We had an interesting discussion last week while watching Flash. They had to get Killer Frost to betray someone in order to save their friends. They talked and talked and talked and finally got the info they needed, but time was of the essence. I expressed the opinion that they should have shot her in the arm and then kept smacking it until she gave them the info. My husband said ‘You’ve been watching too much 24. That’s what Jack Bauer would do.’
Which brings me to the point of this post: Rules of War. Should there be any? If you are civilised enough to worry about rules of war then you’re civilised enough to sit down and sort out your differences without resorting to violence. Like no bombing civilians. Why not? Because they didn’t sign up for it? How are they less deserving of violence than a conscripted army who also didn’t sign up for it, or an army made of people who only did sign up because there were no other jobs available to them? It was put very well in the DS9 episode, In the Pale Moonlight. Sisko wants the Romulans in the Dominion war, on the Federation’s side, and reluctantly approaches Cardassian ex-spy Garak for help. Garak arranges a Romulan ship to blow up and for the Dominion to be implicated. Naturally the Romulans sign up immediately, but Sisko is horrified at the price.
“That’s why you came to me, isn’t it captain? Because you knew I could do those things that you weren’t capable of doing. Well, it worked. And you’ll get what you wanted: a war between the Romulans and the Dominion. And if your conscience is bothering you, you should soothe it with the knowledge that you may have just saved the entire Alpha Quadrant, and all it cost was the life of one Romulan senator, one criminal… and the self-respect of one Starfleet officer. I don’t know about you, but I’d call that a bargain.” – Garak
Garak knows that as long as it is war, there should be no boundaries.

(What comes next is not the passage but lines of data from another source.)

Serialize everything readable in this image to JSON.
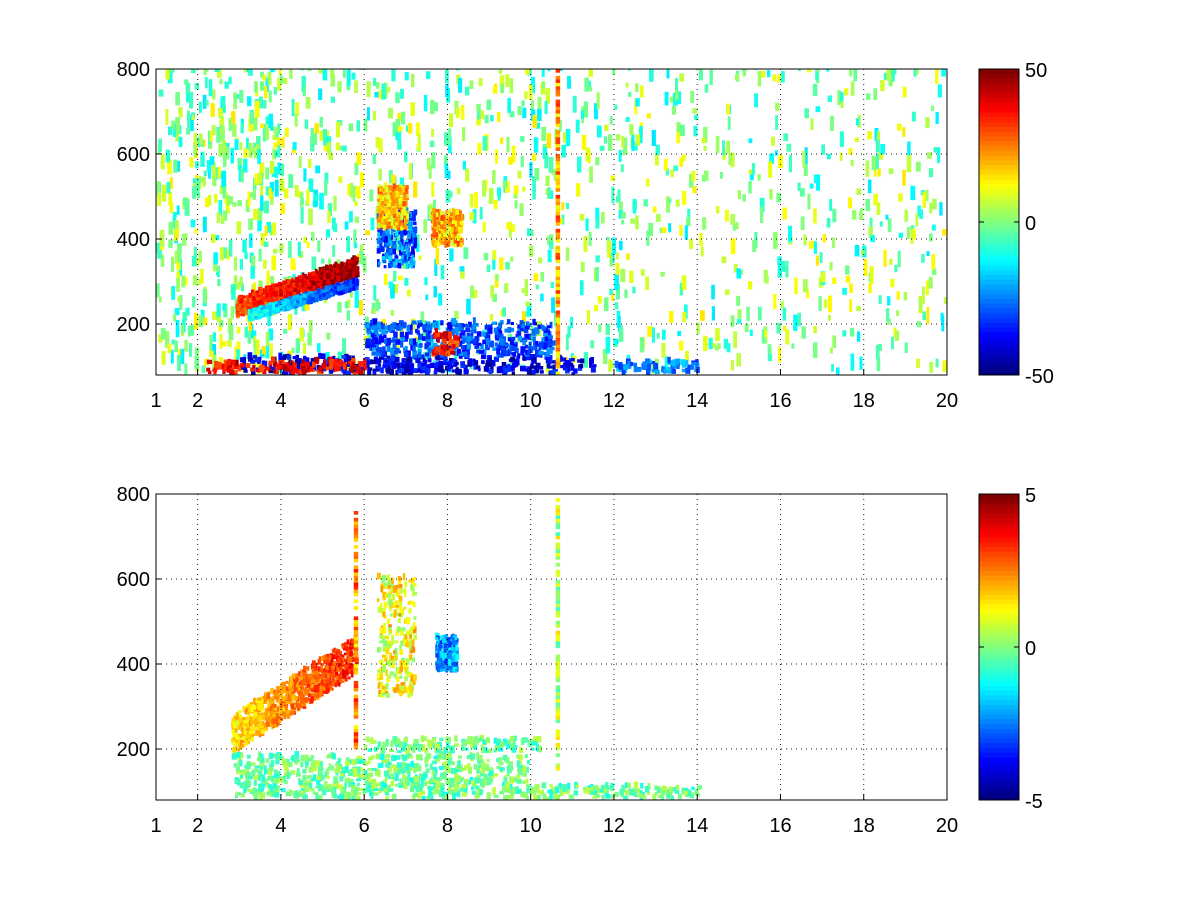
{
  "chart_data": [
    {
      "type": "heatmap",
      "title": "",
      "xlabel": "",
      "ylabel": "",
      "xlim": [
        1,
        20
      ],
      "ylim": [
        80,
        800
      ],
      "xticks": [
        1,
        2,
        4,
        6,
        8,
        10,
        12,
        14,
        16,
        18,
        20
      ],
      "yticks": [
        200,
        400,
        600,
        800
      ],
      "grid": true,
      "colormap": "jet",
      "colorbar": {
        "min": -50,
        "max": 50,
        "ticks": [
          -50,
          0,
          50
        ],
        "placement": "right"
      },
      "features": [
        {
          "kind": "streak",
          "x": [
            2.9,
            5.8
          ],
          "y": [
            235,
            330
          ],
          "values": [
            30,
            48
          ],
          "spread": 22
        },
        {
          "kind": "streak",
          "x": [
            3.2,
            5.8
          ],
          "y": [
            215,
            290
          ],
          "values": [
            -10,
            -35
          ],
          "spread": 10
        },
        {
          "kind": "blob",
          "x": [
            6.3,
            7.2
          ],
          "y": [
            330,
            460
          ],
          "value": -28
        },
        {
          "kind": "blob",
          "x": [
            6.3,
            7.0
          ],
          "y": [
            420,
            520
          ],
          "value": 18
        },
        {
          "kind": "blob",
          "x": [
            7.6,
            8.3
          ],
          "y": [
            380,
            460
          ],
          "value": 20
        },
        {
          "kind": "band",
          "x": [
            3.0,
            11.5
          ],
          "y": [
            80,
            120
          ],
          "value": -40
        },
        {
          "kind": "band",
          "x": [
            2.2,
            6.0
          ],
          "y": [
            80,
            110
          ],
          "value": 38
        },
        {
          "kind": "band",
          "x": [
            6.0,
            10.5
          ],
          "y": [
            120,
            200
          ],
          "value": -30
        },
        {
          "kind": "band",
          "x": [
            7.6,
            8.2
          ],
          "y": [
            120,
            180
          ],
          "value": 35
        },
        {
          "kind": "band",
          "x": [
            12.0,
            14.0
          ],
          "y": [
            80,
            110
          ],
          "value": -25
        },
        {
          "kind": "line",
          "x": [
            10.6,
            10.7
          ],
          "y": [
            80,
            800
          ],
          "value": 22
        }
      ],
      "background_noise": {
        "x": [
          1,
          20
        ],
        "y": [
          80,
          800
        ],
        "range": [
          -15,
          15
        ]
      }
    },
    {
      "type": "heatmap",
      "title": "",
      "xlabel": "",
      "ylabel": "",
      "xlim": [
        1,
        20
      ],
      "ylim": [
        80,
        800
      ],
      "xticks": [
        1,
        2,
        4,
        6,
        8,
        10,
        12,
        14,
        16,
        18,
        20
      ],
      "yticks": [
        200,
        400,
        600,
        800
      ],
      "grid": true,
      "colormap": "jet",
      "colorbar": {
        "min": -5,
        "max": 5,
        "ticks": [
          -5,
          0,
          5
        ],
        "placement": "right"
      },
      "features": [
        {
          "kind": "streak",
          "x": [
            2.8,
            5.8
          ],
          "y": [
            230,
            420
          ],
          "values": [
            1.5,
            3.5
          ],
          "spread": 45
        },
        {
          "kind": "blob",
          "x": [
            6.3,
            7.2
          ],
          "y": [
            320,
            600
          ],
          "value": 1.2
        },
        {
          "kind": "blob",
          "x": [
            7.7,
            8.2
          ],
          "y": [
            380,
            460
          ],
          "value": -2.2
        },
        {
          "kind": "band",
          "x": [
            2.8,
            10.0
          ],
          "y": [
            80,
            180
          ],
          "value": -0.2
        },
        {
          "kind": "band",
          "x": [
            10.0,
            14.0
          ],
          "y": [
            80,
            110
          ],
          "value": -0.2
        },
        {
          "kind": "band",
          "x": [
            6.0,
            10.2
          ],
          "y": [
            190,
            220
          ],
          "value": -0.2
        },
        {
          "kind": "line",
          "x": [
            10.6,
            10.7
          ],
          "y": [
            150,
            790
          ],
          "value": 0.5
        },
        {
          "kind": "line",
          "x": [
            5.75,
            5.85
          ],
          "y": [
            200,
            760
          ],
          "value": 2.5
        }
      ],
      "background_noise": null
    }
  ]
}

War, historically, has been down to honour culture which (at least among males) has been dominant. Honour equals physical domination so there was no incentive not to go to war. In medieval Europe war was baked right into the culture. The entire noble class, that was what they did. If you didn’t make war on each other, you went on crusade and made war on some foreigners. But we’re better than that now. We understand that honour does not derive from the ability to beat the tar out of the other guy. So why do we still go to war? I suppose it must be that we like it. Or at least certain people like it. The military industrial complex likes it, but I’m sure the civilians who get bombed have differing opinions, as do mothers who send their sons off by the planeload.